Ihr seien die Namen zweier männlicher Personen bekannt, von denen der eine ein 20-jähriger Innsbrucker Student sei, dem ein Angehöriger der sogen. „DDR“ Ös 20.000,– versprochen habe, wenn er entweder in Südtirol einen Hochspannungsmasten sprenge oder einen Mikrofilm (Spielmaterial?) aus Triest nach Tirol schmuggle. Der Student habe, nach eingehender Befragung durch Frau Dr. Stadlmayer, den Namen des SBZ-Mannes preisgegeben. Die Südtirol-Referentin war im Zweifel, ob sie den Fall der österreichischen Staatspolizei bekannt geben und Verfolgung einleiten lassen solle – oder lieber einen zur Verfügung stehenden „Draht” nach München benützen solle. Es wurde ihr vom Berichterstatter zum Zweiten geraten – auch in Anbetracht der stark rötlich durchsetzten österr. Polizei.49

Auch diesmal ist es die Aufgabe von Annelore Krüger, die Kohlen aus dem Feuer zu holen. „Frl. Kunze wird Stasi ins Gebet nehmen und um nähere Angaben zur Sache bitten“, heißt es in einer handschriftlichen Anmerkung zum Bericht. Auch diesmal kommt dabei aber nicht viel heraus.

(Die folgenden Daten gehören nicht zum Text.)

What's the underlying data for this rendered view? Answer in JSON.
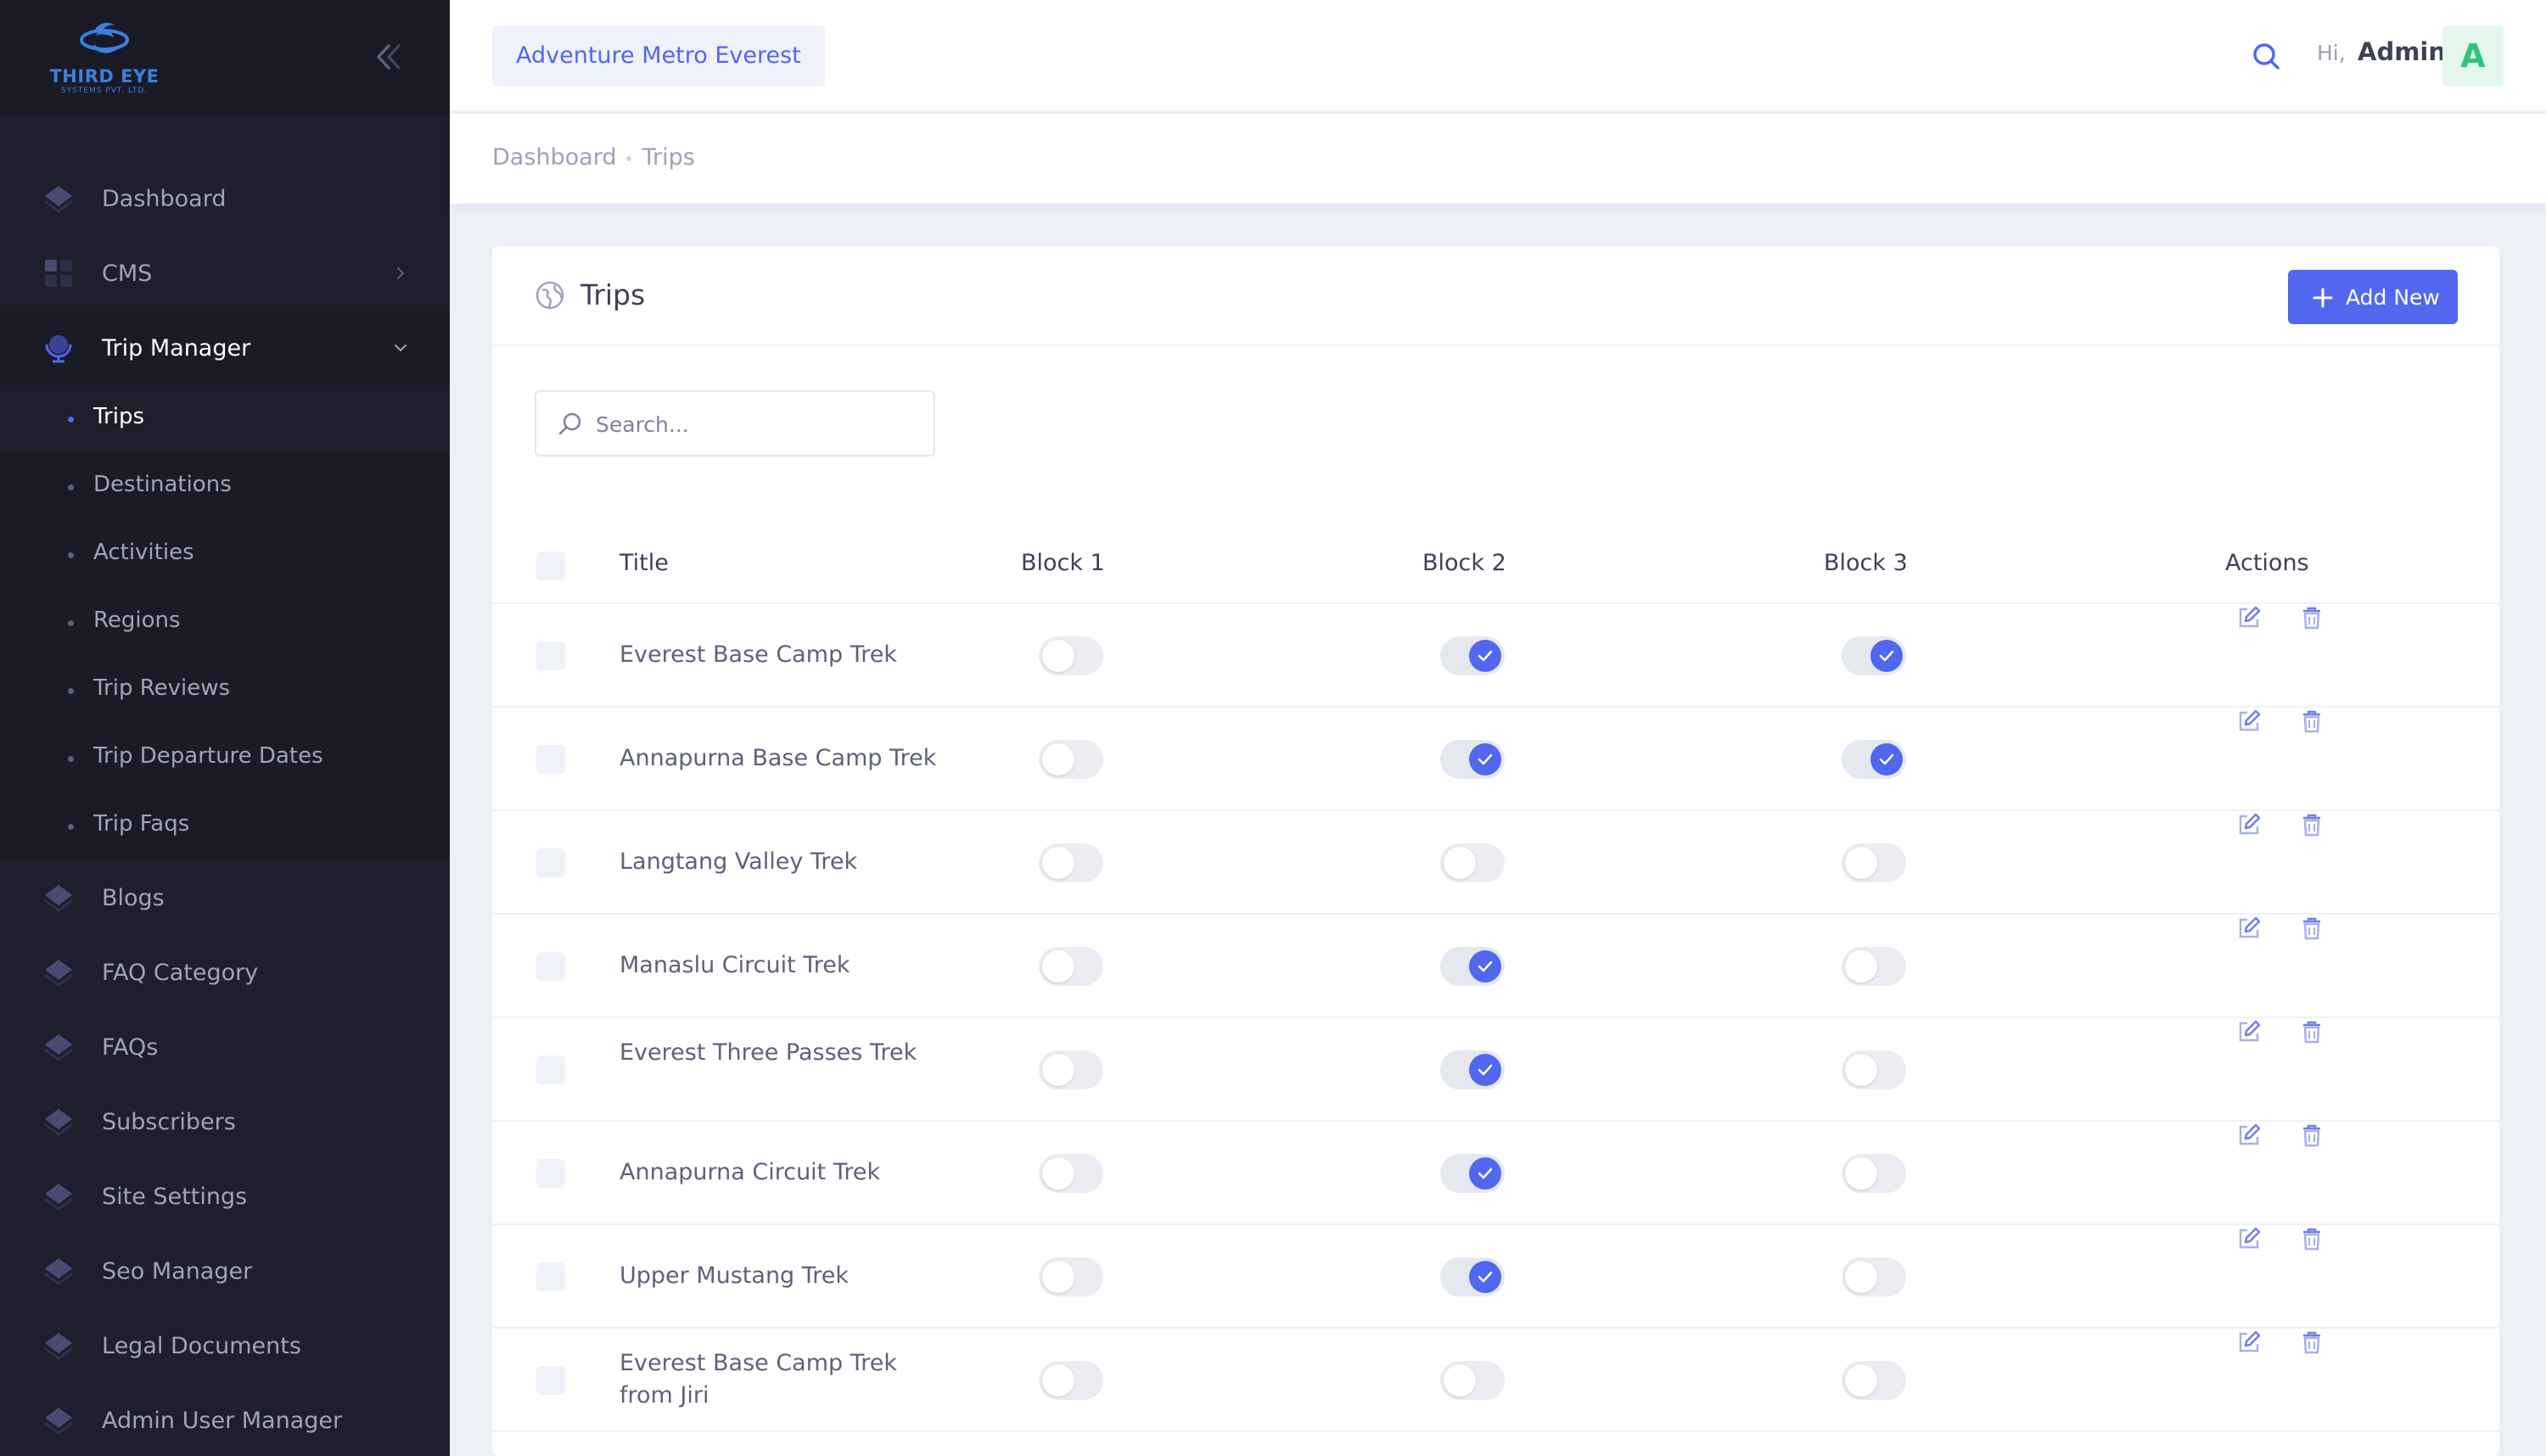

Viktoria Stadlmayer scheint von der Idee der Oststeuerung wie besessen. Im April 1968 wiederholt sie ihre Auffassung, dass östliche Kräfte hinter den Anschlägen in Südtirol stehen. Otto von Eiselsberg („V-7331“) leitet die Stadlmayer-Aussagen in einem langen Bericht nach Pullach weiter:

Die österreichische Staatspolizei ermittelt seit einigen Monaten gegen die wirklichen Hintermänner der sogenannten Südtirol-Terroristen, die mit Sprengstoffanschlägen die italienischen Sicherheitsorgane seit längerer Zeit in Atem halten. Hauptaugenmerk hierbei sind die Verbindungen dieser Männer zu Oststaaten. Die Ermittlungen sind im Großen und Ganzen erfolgreich gewesen und werden in wenigen Wochen abgeschlossen sein.50

Stadlmayer behauptet, in die Ermittlungsakten der Staatspolizei Einsicht genommen zu haben. Aus diesen Akten gehe hervor, dass sich die östlichen Dienste dabei eines Kreises „supernationaler Österreicher“ bediene, die aus der früheren NSDAP oder dem „Sicherheitsdienst des Reichsführers SS“ (SD) stammen sollen. Die Innsbrucker Landesbeamtin gibt dann konkrete Details und Namen der verwickelten Personen weiter, darunter Norbert Burger, Hermann Munk, Erhard Hartung von Hartungen junior, Peter Kienesberger, Karl Schafferer und Hansjörg Humer.

Spätestens zu diesem Zeitpunkt hat sich die Stimmung in Pullach aber grundlegend geändert. Reinhard Gehlen wird im Frühjahr 1968 als Leiter des BND von Gerhard Wessel abgelöst und geht mit 1. Mai 1968 in Rente. Damit verblasst auch der Stern der Innsbrucker Informantin „Stasi“ in Pullach. Die Dienststelle „Politische Auswertung“ im „Strategischen Dienst“, die Otto von Eiselsberg führt, antwortet sichtlich genervt, „dass sie kein Interesse an Mutmaßungen habe. Augenscheinlich lägen keine Beweise vor, da diese von der österreichischen Regierung zu ihrer Entlastung zweifellos benutzt worden wären.“51 Auch Annelore Krüger scheint mit ihrem Latein am Ende. Die Gehlen-Vertraute schreibt an den „Strategischen Dienst“:

Anliegender Vorgang mit Dank zurück. Ich habe mich gegenüber [Name geschwärzt – Anm. d. Autors] absichtlich zurückgehalten. Mir persönlich wäre es auch lieber, wenn sie diese innerösterreichischen Sicherheitsprobleme mit der dortigen STAPO [Staatspolizei − Anm. d. Autors] klären würde. – Was sollen wir dabei tun? Können ihre Quellen [Geschwärzt – Anm. d. Autors] in vorsichtiger Form auf die Zuständigkeit der STAPO hinweisen? 52

Mit der Ära Gehlen dürfte damit auch die Verbindung der Quelle „Stasi“ zum BND zu Ende gehen.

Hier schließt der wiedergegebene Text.